There’s been renewed discussion about Haiti in the news recently. As an organization working with Haitians since 1983, we happen to know a few things about the country and its people.
Several years ago on one of our mission trips, I said, “Haiti is a contradiction. There is beauty and brokenness, majestic view and malnutrition.” Anyone who has been to Haiti would, I believe, agree. It has experienced a turbulent past and present, from both within and without. From natural disasters, epidemics, bad indigenous leadership, outside meddling and unjust external involvement, Haiti seems like it cannot get ahead.
The by-product of all these negative factors is truly immeasurable. The land produces nothing the world wants, so there is little national export. When no one wants to buy anything from you, your economy is in shambles, which breeds unemployment, poverty, poor education, and the chain goes on.
I don’t know why there are nations and peoples that advance at greater speeds than others, or why poverty and suffering seem indelible in places. I appreciate Allister Begg on this: “The actions of God, in judgment and in mercy, are not constrained by our understanding of what is taking place. We do not have to understand everything so as to give credence to the hand and heart of God.”

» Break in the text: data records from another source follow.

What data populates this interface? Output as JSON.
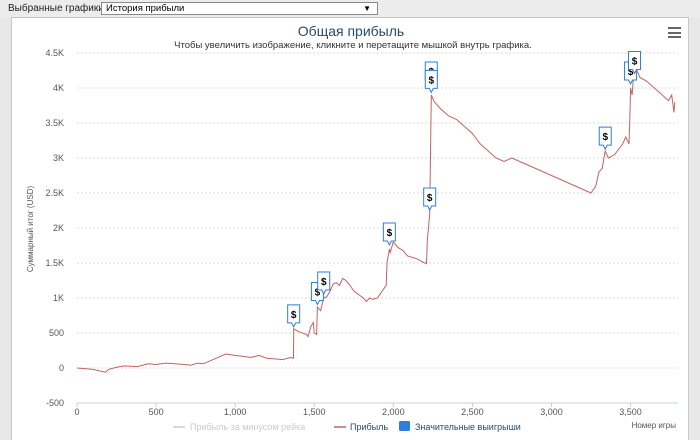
{
  "toolbar": {
    "label": "Выбранные графики:",
    "selected": "История прибыли",
    "arrow_icon": "triangle-down-icon"
  },
  "chart_data": {
    "type": "line",
    "title": "Общая прибыль",
    "subtitle": "Чтобы увеличить изображение, кликните и перетащите мышкой внутрь графика.",
    "xlabel": "Номер игры",
    "ylabel": "Суммарный итог (USD)",
    "xlim": [
      0,
      3800
    ],
    "ylim": [
      -500,
      4500
    ],
    "x_ticks": [
      0,
      500,
      1000,
      1500,
      2000,
      2500,
      3000,
      3500
    ],
    "x_tick_labels": [
      "0",
      "500",
      "1,000",
      "1,500",
      "2,000",
      "2,500",
      "3,000",
      "3,500"
    ],
    "y_ticks": [
      -500,
      0,
      500,
      1000,
      1500,
      2000,
      2500,
      3000,
      3500,
      4000,
      4500
    ],
    "y_tick_labels": [
      "-500",
      "0",
      "500",
      "1K",
      "1.5K",
      "2K",
      "2.5K",
      "3K",
      "3.5K",
      "4K",
      "4.5K"
    ],
    "grid": true,
    "legend_position": "bottom-center",
    "series": [
      {
        "name": "Прибыль за минусом рейка",
        "color": "#cccccc",
        "visible": false,
        "points": []
      },
      {
        "name": "Прибыль",
        "color": "#c46262",
        "points": [
          [
            0,
            0
          ],
          [
            100,
            -20
          ],
          [
            180,
            -60
          ],
          [
            200,
            -20
          ],
          [
            250,
            10
          ],
          [
            300,
            30
          ],
          [
            380,
            20
          ],
          [
            450,
            60
          ],
          [
            500,
            50
          ],
          [
            560,
            70
          ],
          [
            620,
            60
          ],
          [
            680,
            50
          ],
          [
            720,
            40
          ],
          [
            760,
            70
          ],
          [
            800,
            60
          ],
          [
            850,
            110
          ],
          [
            900,
            160
          ],
          [
            940,
            200
          ],
          [
            1000,
            180
          ],
          [
            1040,
            170
          ],
          [
            1100,
            150
          ],
          [
            1150,
            180
          ],
          [
            1200,
            140
          ],
          [
            1250,
            130
          ],
          [
            1300,
            120
          ],
          [
            1350,
            150
          ],
          [
            1369,
            140
          ],
          [
            1370,
            560
          ],
          [
            1400,
            520
          ],
          [
            1450,
            480
          ],
          [
            1460,
            450
          ],
          [
            1480,
            600
          ],
          [
            1495,
            650
          ],
          [
            1500,
            500
          ],
          [
            1515,
            480
          ],
          [
            1520,
            870
          ],
          [
            1540,
            820
          ],
          [
            1560,
            1000
          ],
          [
            1580,
            1020
          ],
          [
            1600,
            1100
          ],
          [
            1620,
            1200
          ],
          [
            1640,
            1220
          ],
          [
            1660,
            1180
          ],
          [
            1680,
            1280
          ],
          [
            1700,
            1250
          ],
          [
            1720,
            1200
          ],
          [
            1750,
            1100
          ],
          [
            1780,
            1050
          ],
          [
            1810,
            1000
          ],
          [
            1830,
            950
          ],
          [
            1850,
            1000
          ],
          [
            1870,
            980
          ],
          [
            1900,
            1000
          ],
          [
            1930,
            1100
          ],
          [
            1955,
            1180
          ],
          [
            1960,
            1500
          ],
          [
            1975,
            1700
          ],
          [
            1980,
            1650
          ],
          [
            2000,
            1800
          ],
          [
            2030,
            1720
          ],
          [
            2060,
            1680
          ],
          [
            2090,
            1600
          ],
          [
            2120,
            1580
          ],
          [
            2150,
            1560
          ],
          [
            2180,
            1520
          ],
          [
            2210,
            1490
          ],
          [
            2215,
            1820
          ],
          [
            2230,
            2200
          ],
          [
            2240,
            3900
          ],
          [
            2260,
            3800
          ],
          [
            2300,
            3700
          ],
          [
            2350,
            3600
          ],
          [
            2400,
            3550
          ],
          [
            2450,
            3450
          ],
          [
            2500,
            3350
          ],
          [
            2550,
            3200
          ],
          [
            2600,
            3100
          ],
          [
            2650,
            3000
          ],
          [
            2700,
            2950
          ],
          [
            2750,
            3000
          ],
          [
            2800,
            2950
          ],
          [
            2850,
            2900
          ],
          [
            2900,
            2850
          ],
          [
            2950,
            2800
          ],
          [
            3000,
            2750
          ],
          [
            3050,
            2700
          ],
          [
            3100,
            2650
          ],
          [
            3150,
            2600
          ],
          [
            3200,
            2550
          ],
          [
            3250,
            2500
          ],
          [
            3280,
            2600
          ],
          [
            3300,
            2800
          ],
          [
            3320,
            2850
          ],
          [
            3340,
            3100
          ],
          [
            3360,
            3000
          ],
          [
            3400,
            3050
          ],
          [
            3450,
            3200
          ],
          [
            3470,
            3300
          ],
          [
            3480,
            3250
          ],
          [
            3490,
            3200
          ],
          [
            3495,
            3550
          ],
          [
            3500,
            4000
          ],
          [
            3510,
            3900
          ],
          [
            3520,
            4200
          ],
          [
            3540,
            4250
          ],
          [
            3560,
            4150
          ],
          [
            3600,
            4100
          ],
          [
            3650,
            4000
          ],
          [
            3700,
            3900
          ],
          [
            3740,
            3820
          ],
          [
            3760,
            3900
          ],
          [
            3775,
            3650
          ],
          [
            3780,
            3800
          ]
        ]
      },
      {
        "name": "Значительные выигрыши",
        "color": "#2f7ed8",
        "markers": [
          [
            1370,
            530
          ],
          [
            1520,
            850
          ],
          [
            1560,
            1000
          ],
          [
            1975,
            1700
          ],
          [
            2230,
            2200
          ],
          [
            2240,
            4000
          ],
          [
            2240,
            3880
          ],
          [
            3340,
            3070
          ],
          [
            3500,
            4000
          ],
          [
            3525,
            4150
          ]
        ],
        "marker_label": "$"
      }
    ]
  }
}
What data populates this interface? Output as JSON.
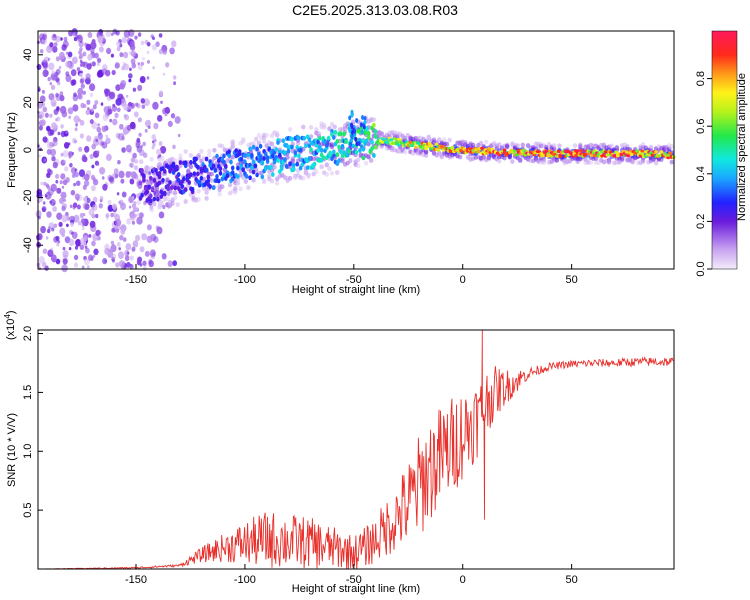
{
  "title": "C2E5.2025.313.03.08.R03",
  "chart_data": [
    {
      "type": "heatmap",
      "name": "spectrogram",
      "xlabel": "Height of straight line (km)",
      "ylabel": "Frequency (Hz)",
      "xlim": [
        -195,
        97
      ],
      "ylim": [
        -50,
        50
      ],
      "x_ticks": [
        -150,
        -100,
        -50,
        0,
        50
      ],
      "y_ticks": [
        -40,
        -20,
        0,
        20,
        40
      ],
      "colorbar": {
        "label": "Normalized spectral amplitude",
        "range": [
          0,
          1
        ],
        "ticks": [
          0.0,
          0.2,
          0.4,
          0.6,
          0.8
        ]
      },
      "ridge": {
        "description_points_x": [
          -145,
          -120,
          -100,
          -80,
          -60,
          -45,
          -35,
          -20,
          0,
          20,
          40,
          60,
          80,
          95
        ],
        "description_points_y": [
          -15,
          -10,
          -6,
          -2,
          1,
          3,
          4,
          2,
          0,
          -1,
          -1.5,
          -1.5,
          -1.5,
          -2
        ],
        "amplitude": [
          0.25,
          0.35,
          0.4,
          0.45,
          0.5,
          0.6,
          0.75,
          0.85,
          0.9,
          0.95,
          0.97,
          0.98,
          0.98,
          0.9
        ]
      }
    },
    {
      "type": "line",
      "name": "snr",
      "xlabel": "Height of straight line (km)",
      "ylabel": "SNR (10 * V/V)",
      "y_multiplier": "(x10^4)",
      "xlim": [
        -195,
        97
      ],
      "ylim": [
        0,
        2.03
      ],
      "x_ticks": [
        -150,
        -100,
        -50,
        0,
        50
      ],
      "y_ticks": [
        0.5,
        1.0,
        1.5,
        2.0
      ],
      "y_tick_labels": [
        "0.5",
        "1.0",
        "1.5",
        "2.0"
      ],
      "color": "#e8312c",
      "baseline": {
        "x": [
          -195,
          -150,
          -130,
          -120,
          -110,
          -100,
          -90,
          -80,
          -70,
          -60,
          -50,
          -45,
          -40,
          -30,
          -25,
          -20,
          -15,
          -10,
          -5,
          0,
          5,
          8,
          10,
          12,
          15,
          20,
          25,
          30,
          40,
          50,
          60,
          70,
          80,
          90,
          97
        ],
        "y": [
          0.0,
          0.01,
          0.03,
          0.12,
          0.18,
          0.22,
          0.25,
          0.24,
          0.22,
          0.18,
          0.14,
          0.18,
          0.25,
          0.45,
          0.55,
          0.7,
          0.85,
          0.95,
          1.05,
          1.15,
          1.25,
          1.3,
          1.4,
          1.45,
          1.5,
          1.55,
          1.6,
          1.66,
          1.72,
          1.74,
          1.75,
          1.75,
          1.76,
          1.76,
          1.76
        ]
      },
      "noise_amplitude": {
        "x": [
          -195,
          -130,
          -110,
          -90,
          -70,
          -50,
          -40,
          -30,
          -20,
          -10,
          0,
          10,
          20,
          30,
          40,
          97
        ],
        "y": [
          0.0,
          0.01,
          0.12,
          0.25,
          0.22,
          0.15,
          0.2,
          0.3,
          0.45,
          0.45,
          0.4,
          0.3,
          0.15,
          0.05,
          0.03,
          0.04
        ]
      },
      "spikes": [
        {
          "x": 9,
          "y": 2.03
        },
        {
          "x": 10,
          "y": 0.42
        }
      ]
    }
  ]
}
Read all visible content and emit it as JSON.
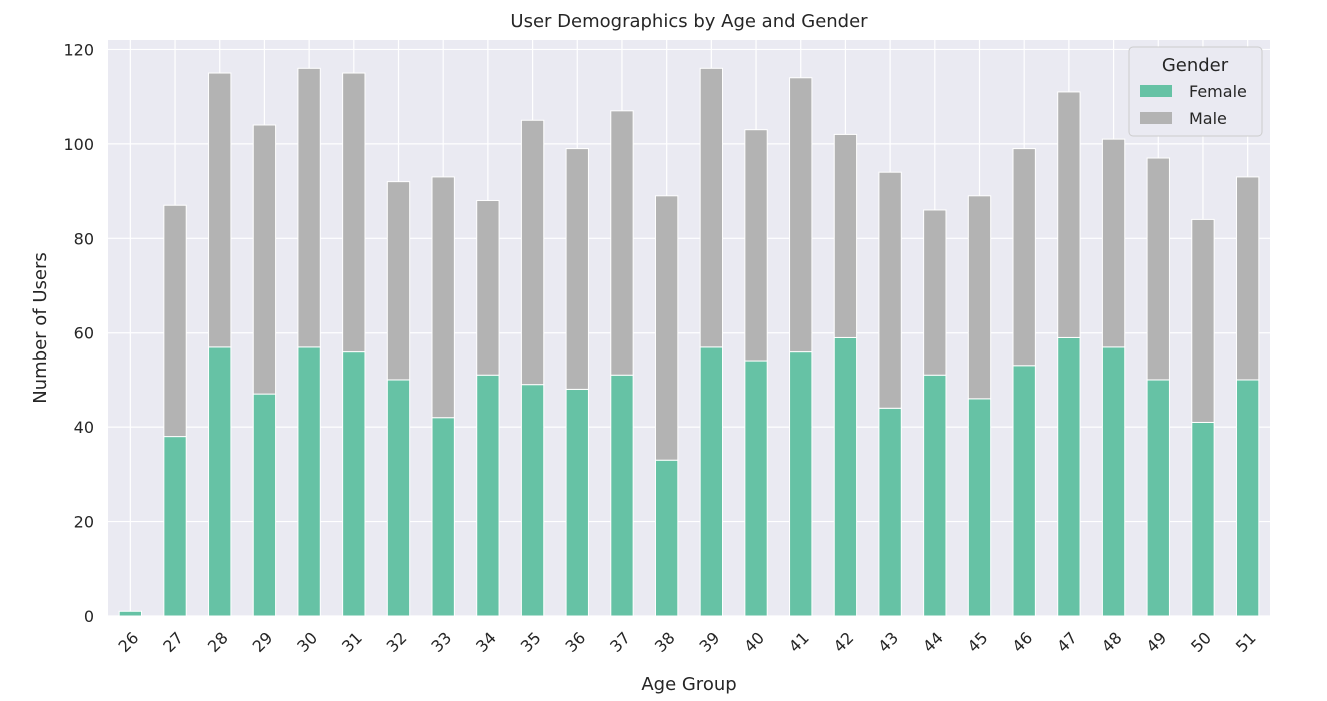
{
  "chart_data": {
    "type": "bar",
    "stacked": true,
    "title": "User Demographics by Age and Gender",
    "xlabel": "Age Group",
    "ylabel": "Number of Users",
    "ylim": [
      0,
      122
    ],
    "yticks": [
      0,
      20,
      40,
      60,
      80,
      100,
      120
    ],
    "grid": true,
    "legend": {
      "title": "Gender",
      "placement": "top-right"
    },
    "categories": [
      "26",
      "27",
      "28",
      "29",
      "30",
      "31",
      "32",
      "33",
      "34",
      "35",
      "36",
      "37",
      "38",
      "39",
      "40",
      "41",
      "42",
      "43",
      "44",
      "45",
      "46",
      "47",
      "48",
      "49",
      "50",
      "51"
    ],
    "series": [
      {
        "name": "Female",
        "color": "#66c2a5",
        "values": [
          1,
          38,
          57,
          47,
          57,
          56,
          50,
          42,
          51,
          49,
          48,
          51,
          33,
          57,
          54,
          56,
          59,
          44,
          51,
          46,
          53,
          59,
          57,
          50,
          41,
          50
        ]
      },
      {
        "name": "Male",
        "color": "#b3b3b3",
        "values": [
          0,
          49,
          58,
          57,
          59,
          59,
          42,
          51,
          37,
          56,
          51,
          56,
          56,
          59,
          49,
          58,
          43,
          50,
          35,
          43,
          46,
          52,
          44,
          47,
          43,
          43
        ]
      }
    ]
  }
}
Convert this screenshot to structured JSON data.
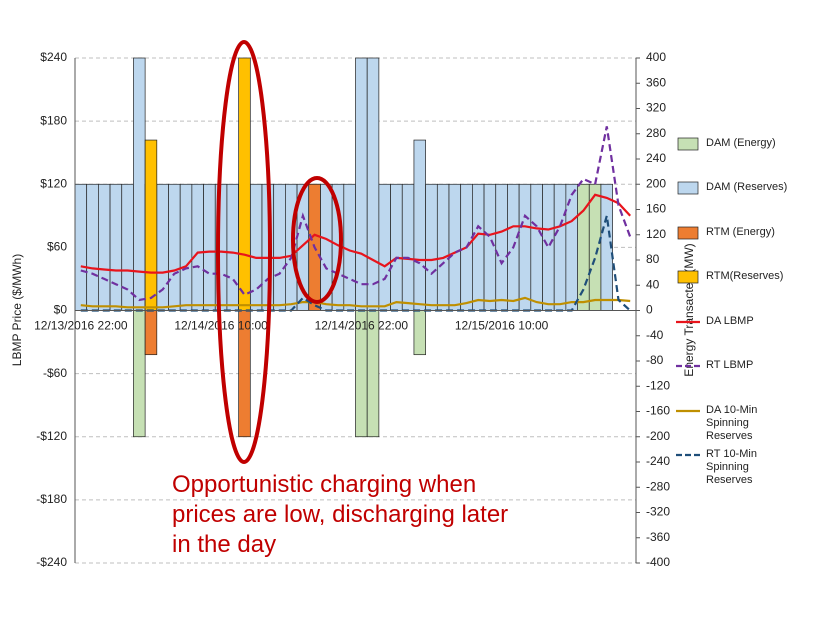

The world we live in is full of countries like Haiti, struggling to succeed on the global stage. Does this make them less worthy? I hope not. If a country is not at the cutting edge of technology, are they thrown away? Again, I hope not. Haiti doesn’t have a Fifth Avenue, or a space program, or set the standard in entertainment or technology.
But it is a nation governed by the Hand of God and its people have eternal value.
Most Haitian are keenly aware of how they are perceived – always in need of the world’s handouts, unable to fix themselves, a never-ending burden. Several years ago, we were gathered in the mountains of the central plateau in Haiti with a team and a few Haitian leaders. We were having a time of prayer and one of our Haitian brothers prayed, “God, I ask you that someday Haiti will be a blessing to the nations.” I was blown away by the sincere and God-sized prayer. My Haitian brother, more familiar with the plight of Haitian life than I ever will be, believed God had a plan for Haiti far greater than we have ever seen. I loved that prayer. He believed that God was not yet done with Haiti, and that its best years are yet to come.
Many people have given up on Haiti, saying, “It’s just not worth it.” But God’s not done with Haiti yet. And if God is not done, then neither are we.
Haitians are a beautiful, compassionate, and loving people. God continues to draw Haitians to Himself, freeing them from the bondage of slavery to sin. He is raising up leaders to care for the marginalized population of Haiti, thrown away because they’ve been told they’re of no value. We are committed to working side by side with our Haitian brothers and sisters to care for the orphan and do our part to grow the Kingdom of God. They are people of tremendous value and worthy of our time and compassion. We must remember the words of our Savior:
“Go and make disciples al ALL nations, baptizing them in the name of the Father, Son, and Holy Spirit, teaching them to observe everything I have commanded you.” –Matthew 28:19-20a
In February, Roy Baldwin and Paul Deasy are going to Haiti to assess our involvement there. We ask that you would be in prayer for this trip, and that God would give us wisdom and discernment as we look at how God wants to continue to use the ministry of Love in Motion there, and how to most efficiently pursue the mission.